Zoveel jaren geleden schreeuwde de mens om vrijheid, maar we moeten stilletjes aan beginnen toegeven dat er ook negatieve punten zijn aan die vrijheid. De vrije markten, bijvoorbeeld, hebben er niet voor gezorgd dat alles goedkoper werd.
'De wereld is van iedereen', was toen het idealistische beeld dat mensen voor ogen hadden, maar hoe gaan we om met al die verschillende culturen en geloven?
'Iedereen gelijke kansen', leek een droom voor vele mensen, maar wat doet dat met ons? Hebben we nu zoveel kansen dat we niet meer weten wat te kiezen? En hoe maken we dan die keuze? 'Wie wijst ons de weg?' is de hamvraag bij de tegenwoordige leuze van 'ieder zijn waarheid'
Het is hier duidelijk dat onze brede vrijheid ook zijn tol eist, dat het niet loopt zoals we ons hadden voorgesteld. We verliezen normen en waarden door de gecommercialiseerde ingesteldheid. We kunnen net als Paul Verhaeghe vaststellen dat het neoliberalisme onze identiteit heeft ingenomen.
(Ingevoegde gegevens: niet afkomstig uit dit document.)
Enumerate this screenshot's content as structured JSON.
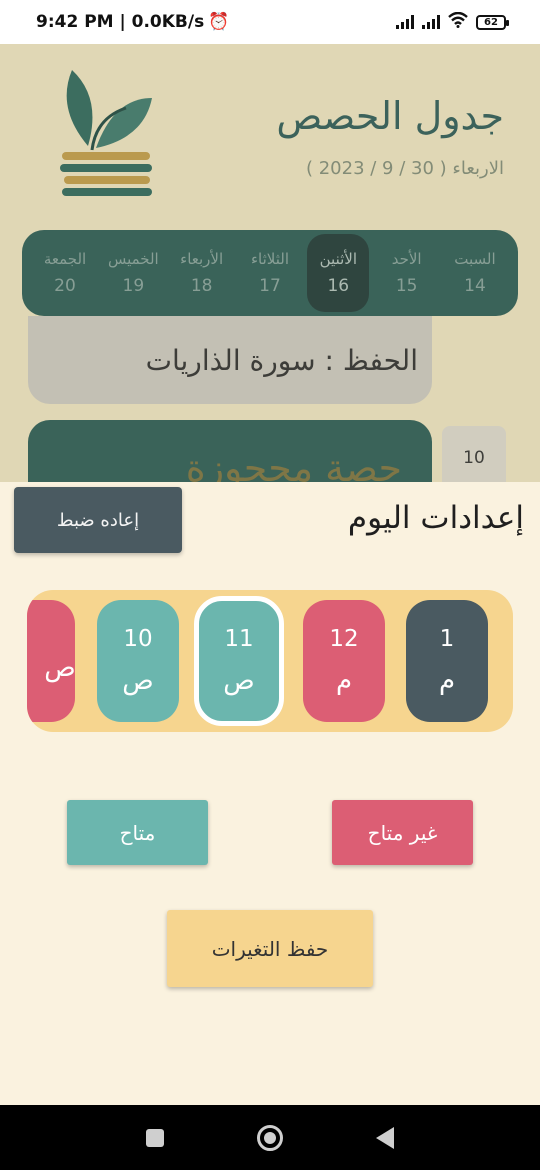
{
  "status_bar": {
    "time_speed": "9:42 PM | 0.0KB/s",
    "battery": "62",
    "icons": [
      "alarm-icon",
      "signal-icon",
      "signal-icon",
      "wifi-icon",
      "battery-icon"
    ]
  },
  "header": {
    "title": "جدول الحصص",
    "date": "الاربعاء ( 30 / 9 / 2023 )"
  },
  "days": [
    {
      "name": "السبت",
      "num": "14",
      "active": false
    },
    {
      "name": "الأحد",
      "num": "15",
      "active": false
    },
    {
      "name": "الأثنين",
      "num": "16",
      "active": true
    },
    {
      "name": "الثلاثاء",
      "num": "17",
      "active": false
    },
    {
      "name": "الأربعاء",
      "num": "18",
      "active": false
    },
    {
      "name": "الخميس",
      "num": "19",
      "active": false
    },
    {
      "name": "الجمعة",
      "num": "20",
      "active": false
    }
  ],
  "memorize_card": {
    "text": "الحفظ : سورة الذاريات"
  },
  "session_card": {
    "text": "حصة محجوزة",
    "hour": "10"
  },
  "sheet": {
    "title": "إعدادات اليوم",
    "reset_label": "إعاده ضبط",
    "hours": [
      {
        "hour": "1",
        "period": "م",
        "status": "slate"
      },
      {
        "hour": "12",
        "period": "م",
        "status": "red"
      },
      {
        "hour": "11",
        "period": "ص",
        "status": "teal",
        "selected": true
      },
      {
        "hour": "10",
        "period": "ص",
        "status": "teal"
      },
      {
        "hour": "",
        "period": "ص",
        "status": "red"
      }
    ],
    "available_label": "متاح",
    "unavailable_label": "غير متاح",
    "save_label": "حفظ التغيرات"
  },
  "colors": {
    "teal_dark": "#2d5e57",
    "teal": "#6bb6ae",
    "red": "#dc5e74",
    "slate": "#4a5a61",
    "yellow": "#f6d58f",
    "sheet_bg": "#faf2df"
  }
}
Dat we hierop moeten reageren weet iedereen, maar hoe, dat is een groot probleem.

zondag 6 oktober 2013

Welkom

Dag allemaal,

Ik ben vandaag gestart met mijn blog voor Religie, zingeving en levensbeschouwing, kortweg RZL. Hier zullen jullie mijn visie vinden met betrekking tot verschillende thema's binnen dit vak. Wie wil mag altijd een reactie achterlaten. Ik ben er helemaal klaar voor.